First, the distributed nature of DNS allows the Registrant to control the contact data they want to put into their domain; there is no central database or directory holding this data.
This is all 'under the hood'; there could well be an Application on a web portal to provide all these good directory-style services, but this portal would query the DNS infrastructure to find the data that the Registrants have chosen to make available. Thus the web site is separate from the contacts stored. The former is a 'front end' whilst the latter remains under the control of the Registrant; what I publish is my business, not that of some directory portal. Just ask someone how hard it is to change out of date information on a portal site's database.
Second, performance is the key. In principle one could have 'the mother of all directories' and store all of the contact data in one place. However, if folks start using the directory as a normal way of contacting people, then the query rate will approach that of telephone calls. It *might* be possible to do this with an LDAP cluster, but that would be very exotic technology.
Simply dealing with the number of updates to contacts that subscribers would want would be a massive task, whilst maintaining the query load.
This is the same logic that led ENUM to use DNS as its basis.
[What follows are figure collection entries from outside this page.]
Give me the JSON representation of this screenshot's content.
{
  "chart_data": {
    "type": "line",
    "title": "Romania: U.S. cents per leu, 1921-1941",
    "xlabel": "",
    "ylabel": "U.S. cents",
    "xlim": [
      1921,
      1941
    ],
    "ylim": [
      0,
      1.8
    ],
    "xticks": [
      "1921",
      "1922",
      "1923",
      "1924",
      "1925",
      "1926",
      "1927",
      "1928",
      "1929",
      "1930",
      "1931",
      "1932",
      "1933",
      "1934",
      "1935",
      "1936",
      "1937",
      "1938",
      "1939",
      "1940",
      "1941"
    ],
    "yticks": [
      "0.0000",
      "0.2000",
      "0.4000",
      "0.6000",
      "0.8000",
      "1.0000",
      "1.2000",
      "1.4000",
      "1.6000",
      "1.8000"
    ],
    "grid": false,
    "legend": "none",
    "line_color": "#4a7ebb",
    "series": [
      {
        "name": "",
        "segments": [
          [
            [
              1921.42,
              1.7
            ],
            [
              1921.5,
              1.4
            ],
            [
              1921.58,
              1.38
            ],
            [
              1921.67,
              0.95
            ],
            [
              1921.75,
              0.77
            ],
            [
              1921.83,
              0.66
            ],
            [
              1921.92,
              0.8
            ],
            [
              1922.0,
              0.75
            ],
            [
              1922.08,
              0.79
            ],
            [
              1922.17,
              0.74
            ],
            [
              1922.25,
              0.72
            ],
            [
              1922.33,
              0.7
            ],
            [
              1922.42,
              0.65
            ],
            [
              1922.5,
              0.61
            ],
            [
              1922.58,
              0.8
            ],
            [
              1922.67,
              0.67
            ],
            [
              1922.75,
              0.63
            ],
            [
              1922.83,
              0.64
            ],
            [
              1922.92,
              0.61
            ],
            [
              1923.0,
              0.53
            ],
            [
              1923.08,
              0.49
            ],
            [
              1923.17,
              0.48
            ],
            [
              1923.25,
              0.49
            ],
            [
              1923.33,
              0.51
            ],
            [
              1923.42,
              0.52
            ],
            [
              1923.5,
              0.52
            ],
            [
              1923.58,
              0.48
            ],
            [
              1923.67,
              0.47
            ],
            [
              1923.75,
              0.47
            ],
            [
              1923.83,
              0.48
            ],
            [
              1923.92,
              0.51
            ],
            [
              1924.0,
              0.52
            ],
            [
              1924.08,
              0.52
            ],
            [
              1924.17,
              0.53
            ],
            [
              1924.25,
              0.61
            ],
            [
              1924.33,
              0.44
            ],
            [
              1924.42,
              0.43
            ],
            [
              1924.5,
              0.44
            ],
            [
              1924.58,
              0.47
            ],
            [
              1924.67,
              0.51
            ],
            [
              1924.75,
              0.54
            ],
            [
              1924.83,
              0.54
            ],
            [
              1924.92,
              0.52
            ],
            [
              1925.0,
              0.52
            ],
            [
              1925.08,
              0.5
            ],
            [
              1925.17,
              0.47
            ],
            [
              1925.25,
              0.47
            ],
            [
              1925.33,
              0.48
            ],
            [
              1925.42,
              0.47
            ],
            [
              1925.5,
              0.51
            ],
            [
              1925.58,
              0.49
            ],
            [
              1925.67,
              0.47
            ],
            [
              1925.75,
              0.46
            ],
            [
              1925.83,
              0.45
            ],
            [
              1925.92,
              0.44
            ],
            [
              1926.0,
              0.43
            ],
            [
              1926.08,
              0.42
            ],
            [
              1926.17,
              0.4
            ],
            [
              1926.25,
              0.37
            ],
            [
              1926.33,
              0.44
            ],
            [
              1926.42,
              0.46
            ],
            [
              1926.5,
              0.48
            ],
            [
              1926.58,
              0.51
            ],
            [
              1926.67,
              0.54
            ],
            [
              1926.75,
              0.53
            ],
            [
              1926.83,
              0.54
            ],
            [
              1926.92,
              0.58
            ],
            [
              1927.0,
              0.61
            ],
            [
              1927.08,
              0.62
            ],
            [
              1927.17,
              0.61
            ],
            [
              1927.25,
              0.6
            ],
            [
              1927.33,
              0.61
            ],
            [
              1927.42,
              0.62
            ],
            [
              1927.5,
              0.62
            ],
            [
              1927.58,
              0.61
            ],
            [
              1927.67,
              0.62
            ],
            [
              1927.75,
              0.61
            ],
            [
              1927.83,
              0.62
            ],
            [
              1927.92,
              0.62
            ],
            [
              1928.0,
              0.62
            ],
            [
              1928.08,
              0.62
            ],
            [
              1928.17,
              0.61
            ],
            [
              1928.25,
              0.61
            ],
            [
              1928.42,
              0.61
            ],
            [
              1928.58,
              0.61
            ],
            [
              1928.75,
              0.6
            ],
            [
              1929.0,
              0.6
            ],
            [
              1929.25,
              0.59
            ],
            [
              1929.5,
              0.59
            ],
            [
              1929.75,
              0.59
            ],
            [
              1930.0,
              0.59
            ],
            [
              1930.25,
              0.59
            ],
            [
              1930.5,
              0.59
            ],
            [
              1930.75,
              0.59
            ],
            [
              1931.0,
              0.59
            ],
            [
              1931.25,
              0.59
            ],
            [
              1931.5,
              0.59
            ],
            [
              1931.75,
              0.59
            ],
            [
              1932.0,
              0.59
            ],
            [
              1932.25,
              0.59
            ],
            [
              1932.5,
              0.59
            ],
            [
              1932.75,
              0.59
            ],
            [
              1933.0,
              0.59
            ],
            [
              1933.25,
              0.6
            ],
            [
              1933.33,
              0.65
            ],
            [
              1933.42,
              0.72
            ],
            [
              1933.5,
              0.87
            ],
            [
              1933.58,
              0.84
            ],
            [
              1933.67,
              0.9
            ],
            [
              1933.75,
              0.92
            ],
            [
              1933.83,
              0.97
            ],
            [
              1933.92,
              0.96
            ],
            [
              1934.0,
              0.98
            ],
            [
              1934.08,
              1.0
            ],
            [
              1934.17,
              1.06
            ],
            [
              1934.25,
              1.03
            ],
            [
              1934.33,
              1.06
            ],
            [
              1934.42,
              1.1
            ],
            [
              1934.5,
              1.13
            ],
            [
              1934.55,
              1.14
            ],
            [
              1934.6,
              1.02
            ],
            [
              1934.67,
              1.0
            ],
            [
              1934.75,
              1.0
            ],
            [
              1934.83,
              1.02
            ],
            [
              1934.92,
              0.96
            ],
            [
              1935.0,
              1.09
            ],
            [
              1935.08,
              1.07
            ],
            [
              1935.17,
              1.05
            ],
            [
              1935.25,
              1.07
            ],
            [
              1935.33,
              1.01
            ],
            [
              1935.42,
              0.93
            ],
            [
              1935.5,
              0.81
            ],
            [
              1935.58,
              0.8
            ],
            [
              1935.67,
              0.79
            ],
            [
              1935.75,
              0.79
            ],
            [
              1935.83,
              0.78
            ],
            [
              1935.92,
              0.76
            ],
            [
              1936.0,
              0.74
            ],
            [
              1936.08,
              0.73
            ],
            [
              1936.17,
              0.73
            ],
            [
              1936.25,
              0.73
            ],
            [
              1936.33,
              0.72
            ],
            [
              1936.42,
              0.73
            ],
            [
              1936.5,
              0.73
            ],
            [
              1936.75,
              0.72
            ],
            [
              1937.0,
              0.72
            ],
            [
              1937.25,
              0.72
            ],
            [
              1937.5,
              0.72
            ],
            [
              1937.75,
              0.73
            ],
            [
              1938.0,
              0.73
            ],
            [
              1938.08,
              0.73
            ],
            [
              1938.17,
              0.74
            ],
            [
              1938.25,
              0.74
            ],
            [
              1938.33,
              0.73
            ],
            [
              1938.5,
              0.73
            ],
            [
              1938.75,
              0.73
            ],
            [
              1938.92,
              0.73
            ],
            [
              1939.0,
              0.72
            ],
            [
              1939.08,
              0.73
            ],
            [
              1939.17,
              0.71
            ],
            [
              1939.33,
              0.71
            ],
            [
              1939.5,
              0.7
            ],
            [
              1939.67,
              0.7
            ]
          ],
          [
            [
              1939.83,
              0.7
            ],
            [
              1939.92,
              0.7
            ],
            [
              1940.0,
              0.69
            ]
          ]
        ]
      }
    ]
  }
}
We know how to handle this level of query load, whilst allowing distributed control of the data. The mechanism of NAPTRs and standard DNS queries and responses is straightforward, even if, for ENUM, the process of mapping between an E.164 number and a domain name is not something that you'd want to do yourself.
The difference is that, in ENUM, a person's 'One Identifier' is tied to an E.164 number. The good news is that just about everything, including a standard telephone, can be used to dial a telephone number. The bad news is that it's not easy to remember someone's phone number, and they are much less 'obvious' than someone's name. Finally, in most jurisdictions, you as an individual don't have a choice of your phone number; these are under the control of your friendly National Regulatory Authority and the Service Providers. With a Telname, you have control over this, regardless of whether or not you have a phone, or whether or not you move across country and have to change your phone number.
Now to the points on vanity domains and use of the 'least significant label'. Ignoring performance issues for a moment, it is possible to use any domain to store contact information; anyone can publish NAPTR RRs in their zone. However, I don't get many queries for NAPTR on my DNS servers, because most folks don't know that I have these NAPTRs there. The goal for this sTLD is to have a single place that people 'know to look'.
It's certainly possible to use a special left-hand domain name to indicate that this is where to look for contact information. However, this could well be used to indicate the kind of 'portal' application that is to be used. It doesn't really reflect the DNS-based protocol scheme used 'under the hood'.
Thus I'd expect something like 'yellow.portal.com' for the web site, whilst the actual contact data that portal collected would be stored in various domains under .tel (for example, the Resource Records holding the contact data would be 'under' Dan.Tobias.tel'). Of course, it would be hard to specify 'yellow' as the label, as this is a trademark, but I hope this explains the difference.
A final point; the target for .tel is not really telephones. It's a place for the owner/user of telephones (and email addresses, and SIP terminals) to put their communications contacts. That registrant would put their contact information into Resource Records in 'their' domain; they wouldn't have a domain for each of their telephones.